# New Audi A6 Is the Hardest Car to Steal



## [email protected] (Apr 9, 2004)

Achieving a score of 117 points out of a possible 120 points, the new Audi A6 4.2 quattro is now rated the most difficult vehicle to steal from around 200 new vehicles assessed in 2004 by IAG for this annual report.
IAG scores Australian vehicles based on their ability to be broken into, ease with which they can be stolen and their potential to be rebirthed.
The new A6 4.2 quattro features numerous vehicle safety and security features including DataDot microdot identification (including DataDots on the compliance plate), deadlocks on all doors, speed-activated central locking, safety central locking (two-stage unlocking), anti-theft alarm and engine immobiliser system.
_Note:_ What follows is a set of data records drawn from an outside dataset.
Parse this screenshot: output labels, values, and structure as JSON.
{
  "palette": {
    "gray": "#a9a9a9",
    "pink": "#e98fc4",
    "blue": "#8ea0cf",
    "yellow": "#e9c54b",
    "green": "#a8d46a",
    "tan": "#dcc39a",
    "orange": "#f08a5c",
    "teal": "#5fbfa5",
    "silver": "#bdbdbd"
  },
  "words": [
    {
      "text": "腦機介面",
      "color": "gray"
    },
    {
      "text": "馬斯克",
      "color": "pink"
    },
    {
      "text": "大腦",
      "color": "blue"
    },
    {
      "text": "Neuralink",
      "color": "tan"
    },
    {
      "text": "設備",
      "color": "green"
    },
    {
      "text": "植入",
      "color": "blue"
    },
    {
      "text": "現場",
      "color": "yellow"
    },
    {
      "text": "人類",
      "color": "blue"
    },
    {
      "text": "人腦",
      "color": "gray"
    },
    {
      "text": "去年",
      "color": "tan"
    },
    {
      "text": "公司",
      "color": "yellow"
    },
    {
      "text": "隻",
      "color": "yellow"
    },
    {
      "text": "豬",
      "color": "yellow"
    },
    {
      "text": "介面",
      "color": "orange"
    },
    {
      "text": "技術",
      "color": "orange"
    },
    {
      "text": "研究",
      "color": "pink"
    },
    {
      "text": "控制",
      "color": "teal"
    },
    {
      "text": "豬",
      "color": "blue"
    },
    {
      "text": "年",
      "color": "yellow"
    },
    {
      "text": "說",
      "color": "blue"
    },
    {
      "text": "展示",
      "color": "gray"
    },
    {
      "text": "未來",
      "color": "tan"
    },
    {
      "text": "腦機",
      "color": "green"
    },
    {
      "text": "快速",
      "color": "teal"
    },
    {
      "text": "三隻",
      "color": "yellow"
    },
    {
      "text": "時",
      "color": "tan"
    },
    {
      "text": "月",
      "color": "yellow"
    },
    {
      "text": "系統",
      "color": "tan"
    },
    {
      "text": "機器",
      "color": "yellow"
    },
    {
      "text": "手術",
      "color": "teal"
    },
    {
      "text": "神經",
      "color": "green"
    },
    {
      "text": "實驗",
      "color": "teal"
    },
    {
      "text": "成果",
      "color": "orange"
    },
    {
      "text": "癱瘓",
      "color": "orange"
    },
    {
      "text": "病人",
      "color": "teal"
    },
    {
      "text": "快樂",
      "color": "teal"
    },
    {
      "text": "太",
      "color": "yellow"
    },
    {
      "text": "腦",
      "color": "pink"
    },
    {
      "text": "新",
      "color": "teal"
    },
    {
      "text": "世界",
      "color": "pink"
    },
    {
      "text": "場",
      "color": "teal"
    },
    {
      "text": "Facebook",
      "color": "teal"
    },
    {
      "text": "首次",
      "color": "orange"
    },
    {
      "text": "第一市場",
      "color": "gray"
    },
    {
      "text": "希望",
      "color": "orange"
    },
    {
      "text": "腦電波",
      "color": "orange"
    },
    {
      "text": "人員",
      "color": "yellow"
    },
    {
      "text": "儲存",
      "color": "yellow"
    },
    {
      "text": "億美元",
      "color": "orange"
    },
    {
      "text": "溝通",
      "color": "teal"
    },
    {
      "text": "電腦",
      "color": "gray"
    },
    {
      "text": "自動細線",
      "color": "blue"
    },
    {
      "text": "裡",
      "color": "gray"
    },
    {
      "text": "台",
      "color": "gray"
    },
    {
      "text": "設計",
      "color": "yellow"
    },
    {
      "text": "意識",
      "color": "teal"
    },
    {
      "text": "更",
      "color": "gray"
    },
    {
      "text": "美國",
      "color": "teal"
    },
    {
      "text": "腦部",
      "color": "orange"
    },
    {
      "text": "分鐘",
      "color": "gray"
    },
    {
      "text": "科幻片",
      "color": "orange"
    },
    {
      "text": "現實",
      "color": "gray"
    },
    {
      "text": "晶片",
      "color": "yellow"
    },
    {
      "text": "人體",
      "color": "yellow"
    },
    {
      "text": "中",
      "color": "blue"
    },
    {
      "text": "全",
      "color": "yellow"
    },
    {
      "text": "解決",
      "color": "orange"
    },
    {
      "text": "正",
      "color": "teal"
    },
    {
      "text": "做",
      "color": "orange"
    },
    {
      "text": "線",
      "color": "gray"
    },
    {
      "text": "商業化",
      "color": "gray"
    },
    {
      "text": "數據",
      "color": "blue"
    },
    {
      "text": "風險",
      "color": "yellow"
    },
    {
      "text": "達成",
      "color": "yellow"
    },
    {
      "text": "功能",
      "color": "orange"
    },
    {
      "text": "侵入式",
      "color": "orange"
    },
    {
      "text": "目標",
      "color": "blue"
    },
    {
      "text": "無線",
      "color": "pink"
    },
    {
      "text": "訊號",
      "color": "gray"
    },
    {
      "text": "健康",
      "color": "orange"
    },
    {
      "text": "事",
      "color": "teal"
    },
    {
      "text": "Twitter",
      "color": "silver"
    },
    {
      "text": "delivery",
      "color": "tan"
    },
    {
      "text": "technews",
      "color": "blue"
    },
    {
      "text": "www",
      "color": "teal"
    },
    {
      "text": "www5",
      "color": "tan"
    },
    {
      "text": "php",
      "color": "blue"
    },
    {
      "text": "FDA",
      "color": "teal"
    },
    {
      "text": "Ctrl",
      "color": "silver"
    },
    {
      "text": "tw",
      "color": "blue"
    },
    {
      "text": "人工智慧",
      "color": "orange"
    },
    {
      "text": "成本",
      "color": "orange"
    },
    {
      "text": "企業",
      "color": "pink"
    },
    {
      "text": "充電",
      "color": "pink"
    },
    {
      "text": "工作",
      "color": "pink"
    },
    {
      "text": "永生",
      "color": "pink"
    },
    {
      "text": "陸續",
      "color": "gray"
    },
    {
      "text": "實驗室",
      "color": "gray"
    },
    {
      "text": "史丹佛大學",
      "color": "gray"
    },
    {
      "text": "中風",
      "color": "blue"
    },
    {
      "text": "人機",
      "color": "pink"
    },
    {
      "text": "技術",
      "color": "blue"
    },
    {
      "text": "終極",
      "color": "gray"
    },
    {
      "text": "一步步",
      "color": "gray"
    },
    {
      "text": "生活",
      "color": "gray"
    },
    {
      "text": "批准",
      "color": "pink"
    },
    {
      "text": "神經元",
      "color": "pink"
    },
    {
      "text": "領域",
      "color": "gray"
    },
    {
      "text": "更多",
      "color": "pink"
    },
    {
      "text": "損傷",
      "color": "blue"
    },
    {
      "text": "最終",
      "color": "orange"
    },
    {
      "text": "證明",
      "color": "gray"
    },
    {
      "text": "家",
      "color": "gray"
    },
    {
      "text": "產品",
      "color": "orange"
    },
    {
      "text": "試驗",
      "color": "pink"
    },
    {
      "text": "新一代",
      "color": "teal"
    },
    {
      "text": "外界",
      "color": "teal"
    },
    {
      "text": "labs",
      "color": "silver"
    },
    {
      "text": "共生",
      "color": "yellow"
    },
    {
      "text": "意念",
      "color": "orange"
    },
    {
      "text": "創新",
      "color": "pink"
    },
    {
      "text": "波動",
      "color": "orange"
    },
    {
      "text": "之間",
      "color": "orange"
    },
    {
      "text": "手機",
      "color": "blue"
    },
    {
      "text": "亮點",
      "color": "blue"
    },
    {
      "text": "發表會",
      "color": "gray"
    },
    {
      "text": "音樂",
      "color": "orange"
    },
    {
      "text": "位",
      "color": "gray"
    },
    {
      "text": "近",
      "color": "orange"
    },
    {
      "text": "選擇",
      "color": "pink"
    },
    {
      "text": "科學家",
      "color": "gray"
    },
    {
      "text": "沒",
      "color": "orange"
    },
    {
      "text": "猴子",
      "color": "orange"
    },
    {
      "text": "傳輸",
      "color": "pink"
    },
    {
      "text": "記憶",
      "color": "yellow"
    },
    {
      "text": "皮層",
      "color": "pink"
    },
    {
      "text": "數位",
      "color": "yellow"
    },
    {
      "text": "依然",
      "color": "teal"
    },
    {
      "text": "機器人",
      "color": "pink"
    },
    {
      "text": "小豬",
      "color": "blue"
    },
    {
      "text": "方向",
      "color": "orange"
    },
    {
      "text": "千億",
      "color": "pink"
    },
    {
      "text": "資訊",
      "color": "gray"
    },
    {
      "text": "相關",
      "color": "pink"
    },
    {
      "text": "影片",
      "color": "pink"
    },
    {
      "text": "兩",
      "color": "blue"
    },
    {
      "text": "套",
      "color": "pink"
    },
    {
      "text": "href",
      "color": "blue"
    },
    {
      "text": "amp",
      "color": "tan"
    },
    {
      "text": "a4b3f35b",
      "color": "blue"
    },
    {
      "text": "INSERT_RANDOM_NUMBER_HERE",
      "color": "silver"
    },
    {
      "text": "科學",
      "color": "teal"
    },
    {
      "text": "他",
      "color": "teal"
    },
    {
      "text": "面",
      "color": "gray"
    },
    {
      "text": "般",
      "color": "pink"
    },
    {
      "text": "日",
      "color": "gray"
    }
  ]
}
The combination of these features scored the A6 4.2 quattro 117 points from a possible total of 120, thanks to the IAG 'theftability' scoring system.
The remaining models in the Audi A6 range, from the 2.4 multitronic to the 3.0 TDI, each achieved a very commendable 107 points, making the entire new A6 range the best-performing luxury sedan in terms of vehicle security in 2004. 
The report from IAG means that buyers of the new Audi A6 can be safe in the knowledge that they have chosen the most secure vehicle in the luxury sedan market.
Background – Insurance Australia Group vehicle theft scores
The vehicle theft scores by IAG and its companies, NRMA Insurance, SGIO and SGIC are released annually and are designed to help guide new car buyers, particularly those consumers who are conscious about vehicle security.  The vehicle theft scores also provide manufacturers with feedback on the level of security provided in their cars.
A vehicle with a high score is less likely to be stolen and would resist theft longer than a vehicle with a low score.
The vehicle theft scores are provided for small cars, small-medium cars, medium cars, large cars, luxury cars, sports cars, people movers, 4WDs and commercial vehicles.
IAG has used the internationally recognised testing criteria of the Research Council for Automobile Repairs (RCAR) evaluation system, which was actually originally developed by NRMA Insurance.  These procedures are applied to new cars examined for vehicle security at IAG's Technical Research Centre.  
The assessment is divided into three categories:
1.	Protection against entering the vehicle, looking at the 'ease' of entry 
2.	Vulnerability to theft, with consideration given to:
• Ignition lock/switch construction
• Original equipment (OE) engine immobiliser
• Original equipment (OE) car alarm
• Miscellaneous devices (such as locking wheelnuts etc)
• Stereo security 
3.	Vehicle identification, including:
• Installation of microdots
• Extra Vehicle Identification Number (VIN) stamping
• Tamper-proof, self-voiding compliance labels
This third category was introduced in 2003 to encourage car manufacturers to install more robust forms of vehicle identification as a means of preventing the incidence and high cost of car rebirthing.


----------